Mateo 23, 27-32 

Buena apariencia, triste realidad

Autor: Padre Juan José Palomino del Alamo

 

 

Terminan hoy los lamentos y maldiciones de Jesús contra los fariseos, trayendo a colación esa
memoria tramposa, pues levantan monumentos en favor de los profetas y lamentan su muerte, pero
siguen ellos cometiendo los mismos crímenes, que causaron su martirito (el de los profetas).
Convierten así a Dios en un producto nacional, perteneciente en exclusiva al mundo judío. Vemos 
cómo la justicia, puramente legalista, ha borrado del mapa a los profetas al pretender aquel pueblo 
judío ser, al mismo tiempo, fiel a Dios y asesino de los profetas.


¿Que cómo se conjuga esto? Así:
El pueblo judío, presionado y oprimido por fuerzas extranjeras, cierra filas en torno al Templo y a 
las prácticas rituales y a los fariseos, a los que consideran sus maestros. Este pueblo, lleno de
miedo, se vuelve conservador y busca seguridad en las Instituciones.


Sus jefes, los fariseos, defensores de la fe, no escuchan. Honran a los profetas del pasado y 
guardan los Libros Sagrados. Pero no reciben; antes al contrario, rechazan las críticas, que les 
dirige Dios, a través del profeta Jesús. No descubren, por su soberbia, esta nueva presencia de 
Dios en Jesús. Así llevan al pueblo a la ruina y no pueden encontrar ya a Dios ni en la ley ni en 
el Templo, porque no son capaces de abrirse a Jesús. 
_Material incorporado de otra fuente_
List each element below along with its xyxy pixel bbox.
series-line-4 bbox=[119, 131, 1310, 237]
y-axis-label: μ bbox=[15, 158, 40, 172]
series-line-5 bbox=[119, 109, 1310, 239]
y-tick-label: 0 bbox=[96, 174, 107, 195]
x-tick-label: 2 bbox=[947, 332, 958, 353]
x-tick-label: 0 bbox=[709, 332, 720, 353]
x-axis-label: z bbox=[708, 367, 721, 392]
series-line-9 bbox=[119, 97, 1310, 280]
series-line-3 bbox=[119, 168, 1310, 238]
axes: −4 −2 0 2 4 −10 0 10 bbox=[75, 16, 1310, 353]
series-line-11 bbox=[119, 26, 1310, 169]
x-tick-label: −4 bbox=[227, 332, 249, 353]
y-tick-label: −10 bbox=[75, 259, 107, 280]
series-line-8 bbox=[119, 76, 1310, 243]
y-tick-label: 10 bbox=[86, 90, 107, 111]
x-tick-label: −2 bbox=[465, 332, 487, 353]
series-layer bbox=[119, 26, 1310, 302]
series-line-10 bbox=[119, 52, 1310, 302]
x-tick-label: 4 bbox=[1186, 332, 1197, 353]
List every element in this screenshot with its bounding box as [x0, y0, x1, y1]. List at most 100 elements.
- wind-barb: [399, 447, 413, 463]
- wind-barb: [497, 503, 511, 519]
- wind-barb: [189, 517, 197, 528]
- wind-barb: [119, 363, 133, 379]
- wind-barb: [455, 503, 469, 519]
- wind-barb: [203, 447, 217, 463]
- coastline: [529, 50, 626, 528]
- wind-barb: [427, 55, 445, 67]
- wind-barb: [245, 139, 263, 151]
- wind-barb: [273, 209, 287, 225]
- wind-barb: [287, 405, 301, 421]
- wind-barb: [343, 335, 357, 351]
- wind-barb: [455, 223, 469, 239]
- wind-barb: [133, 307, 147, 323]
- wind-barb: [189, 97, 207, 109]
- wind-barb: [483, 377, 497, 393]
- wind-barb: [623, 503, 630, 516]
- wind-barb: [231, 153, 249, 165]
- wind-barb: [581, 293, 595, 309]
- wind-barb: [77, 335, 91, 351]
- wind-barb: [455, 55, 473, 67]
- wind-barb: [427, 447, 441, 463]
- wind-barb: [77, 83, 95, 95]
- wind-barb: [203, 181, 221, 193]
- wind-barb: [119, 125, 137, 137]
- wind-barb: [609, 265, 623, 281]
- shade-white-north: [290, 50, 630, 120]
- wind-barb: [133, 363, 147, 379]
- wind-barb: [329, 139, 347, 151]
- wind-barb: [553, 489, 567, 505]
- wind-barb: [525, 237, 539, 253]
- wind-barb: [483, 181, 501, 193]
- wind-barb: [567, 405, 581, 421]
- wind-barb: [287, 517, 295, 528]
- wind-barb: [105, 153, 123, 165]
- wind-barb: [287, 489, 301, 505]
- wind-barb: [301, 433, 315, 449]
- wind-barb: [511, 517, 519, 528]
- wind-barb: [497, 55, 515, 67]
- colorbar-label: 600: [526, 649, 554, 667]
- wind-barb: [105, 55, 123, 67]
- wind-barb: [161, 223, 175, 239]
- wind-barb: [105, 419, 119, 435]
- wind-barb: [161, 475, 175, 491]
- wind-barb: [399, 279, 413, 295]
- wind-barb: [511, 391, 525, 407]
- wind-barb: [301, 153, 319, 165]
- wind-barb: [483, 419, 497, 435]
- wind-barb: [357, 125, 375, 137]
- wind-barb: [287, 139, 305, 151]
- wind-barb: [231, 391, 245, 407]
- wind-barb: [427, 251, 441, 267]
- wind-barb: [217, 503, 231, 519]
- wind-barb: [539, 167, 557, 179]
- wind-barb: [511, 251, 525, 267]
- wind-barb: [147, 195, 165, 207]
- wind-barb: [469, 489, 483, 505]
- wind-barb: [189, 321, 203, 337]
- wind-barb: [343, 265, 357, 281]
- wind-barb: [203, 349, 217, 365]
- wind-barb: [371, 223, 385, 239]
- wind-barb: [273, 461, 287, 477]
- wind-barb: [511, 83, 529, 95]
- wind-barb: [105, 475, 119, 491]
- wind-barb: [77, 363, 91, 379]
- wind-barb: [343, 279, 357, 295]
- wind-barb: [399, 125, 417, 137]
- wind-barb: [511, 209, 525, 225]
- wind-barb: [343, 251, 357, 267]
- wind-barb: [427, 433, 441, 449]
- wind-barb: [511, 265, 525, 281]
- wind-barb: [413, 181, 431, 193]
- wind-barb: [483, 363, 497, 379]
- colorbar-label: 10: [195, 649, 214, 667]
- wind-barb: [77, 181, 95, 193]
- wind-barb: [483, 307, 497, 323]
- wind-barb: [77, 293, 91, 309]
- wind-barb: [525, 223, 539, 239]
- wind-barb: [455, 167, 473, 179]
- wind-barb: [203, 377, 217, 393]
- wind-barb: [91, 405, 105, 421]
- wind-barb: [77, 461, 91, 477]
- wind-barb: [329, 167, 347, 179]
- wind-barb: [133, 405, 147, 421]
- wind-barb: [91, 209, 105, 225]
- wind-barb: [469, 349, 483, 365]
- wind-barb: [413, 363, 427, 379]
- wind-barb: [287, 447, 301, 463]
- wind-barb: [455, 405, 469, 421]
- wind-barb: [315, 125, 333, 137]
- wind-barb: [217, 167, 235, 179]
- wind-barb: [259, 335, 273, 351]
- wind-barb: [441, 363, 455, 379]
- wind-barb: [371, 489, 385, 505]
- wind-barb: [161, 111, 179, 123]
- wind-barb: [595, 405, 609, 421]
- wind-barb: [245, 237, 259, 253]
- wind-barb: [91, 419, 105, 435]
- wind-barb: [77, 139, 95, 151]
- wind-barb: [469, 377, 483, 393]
Con todo esto, nos advierte a nosotros: Nos perderemos si, apegados a una cristiandad del 
pasado, nos negamos a construir una iglesia más pobre y servidora, que se preocupa más por 
su seguridad que por salvar al mundo. No temamos correr riesgos por proclamar el evangelio en 
el mundo actual saliendo de caminos marcados de siempre. Saldremos así de la mediocridad y 
de la esclavitud institucional


. Jesús no ofrece una reforma sino una alternativa. Hay que romper con un Dios de muertos y con 
una religión encubridora de injusticias. Prácticas, como los impuestos o los diezmos, resultan
irrelevantes ante las exigencias de la justicia y la misericordia. 
No rige ya la impureza externa pero sí la impureza del corazón.